Local $T$-sets and renormalized solutions of degenerate quasilinear elliptic equations with an $L^1$-datum

Abstract

In this paper we study essentially the questions of uniqueness and stability of solutions of boundary value problems associated with equations of the type: $$ \text{div}(\hat a(x,u,\nabla u))+b(x)|u|^{\gamma-1}u=\mu\in L^1(\Omega) $$ on an arbitrary open subset $\Omega$ of $\mathbb{R}^N$ with $\hat a(x,u,\nabla u)$ a Carathéodory nonlinear function satisfying the general conditions of Leray-Lions where the coerciveness condition is weakened to allow degeneracies and becomes $$ \hat a(x,u,\xi)\cdot\xi\ge a(x)|\xi|^p,\ \forall u\in\mathbb{R},\ \forall\xi\in\mathbb{R}^N, \ \mbox{and $x$ a.e. in } \Omega, $$ with $p>1$ an arbitrary real number and $a$ an $L^1$-weight which might vanish or go to infinity on $S$, a closed subset of $\overline\Omega$ whose measure is zero. Here $b$ is an $L^1$-nonnegative function with properties similar to those of the weight $a$, $\gamma$ a positive number belonging to suitable intervals.
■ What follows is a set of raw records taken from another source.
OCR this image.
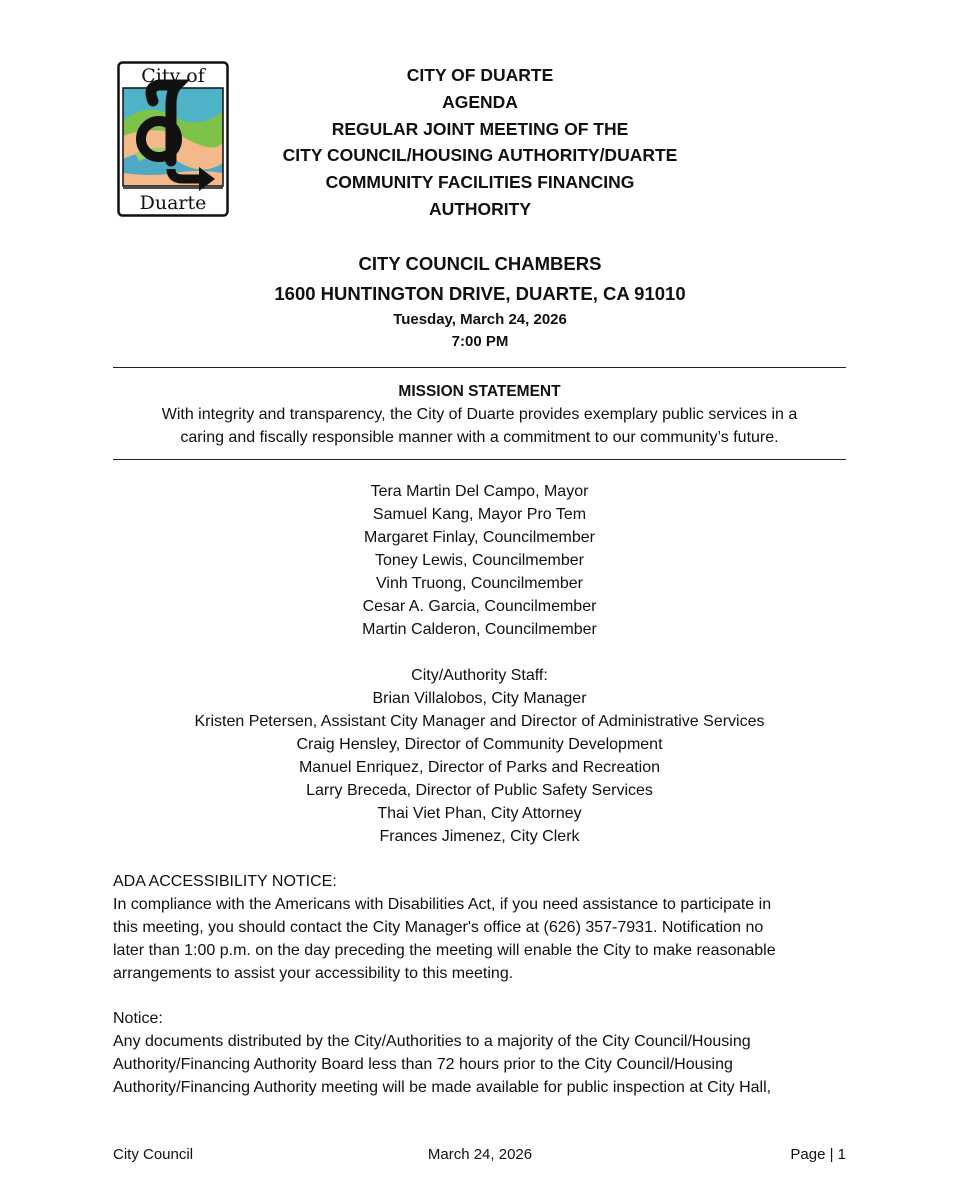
City of
Duarte
CITY OF DUARTE
AGENDA
REGULAR JOINT MEETING OF THE
CITY COUNCIL/HOUSING AUTHORITY/DUARTE
COMMUNITY FACILITIES FINANCING
AUTHORITY
CITY COUNCIL CHAMBERS
1600 HUNTINGTON DRIVE, DUARTE, CA 91010
Tuesday, March 24, 2026
7:00 PM
MISSION STATEMENT
With integrity and transparency, the City of Duarte provides exemplary public services in a
caring and fiscally responsible manner with a commitment to our community’s future.
Tera Martin Del Campo, Mayor
Samuel Kang, Mayor Pro Tem
Margaret Finlay, Councilmember
Toney Lewis, Councilmember
Vinh Truong, Councilmember
Cesar A. Garcia, Councilmember
Martin Calderon, Councilmember
City/Authority Staff:
Brian Villalobos, City Manager
Kristen Petersen, Assistant City Manager and Director of Administrative Services
Craig Hensley, Director of Community Development
Manuel Enriquez, Director of Parks and Recreation
Larry Breceda, Director of Public Safety Services
Thai Viet Phan, City Attorney
Frances Jimenez, City Clerk
ADA ACCESSIBILITY NOTICE:
In compliance with the Americans with Disabilities Act, if you need assistance to participate in
this meeting, you should contact the City Manager's office at (626) 357-7931. Notification no
later than 1:00 p.m. on the day preceding the meeting will enable the City to make reasonable
arrangements to assist your accessibility to this meeting.
Notice:
Any documents distributed by the City/Authorities to a majority of the City Council/Housing
Authority/Financing Authority Board less than 72 hours prior to the City Council/Housing
Authority/Financing Authority meeting will be made available for public inspection at City Hall,
City Council	March 24, 2026	Page | 1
For $p>1$ arbitrary and general weight $a$, we need new functional sets called "local T-sets" which are extensions of local Sobolev spaces. The "localization" is to handle the degeneracy. We get uniqueness and stability for $S$ satisfying a geometrical condition or $S$ and $a$ an analytic-geometrical one.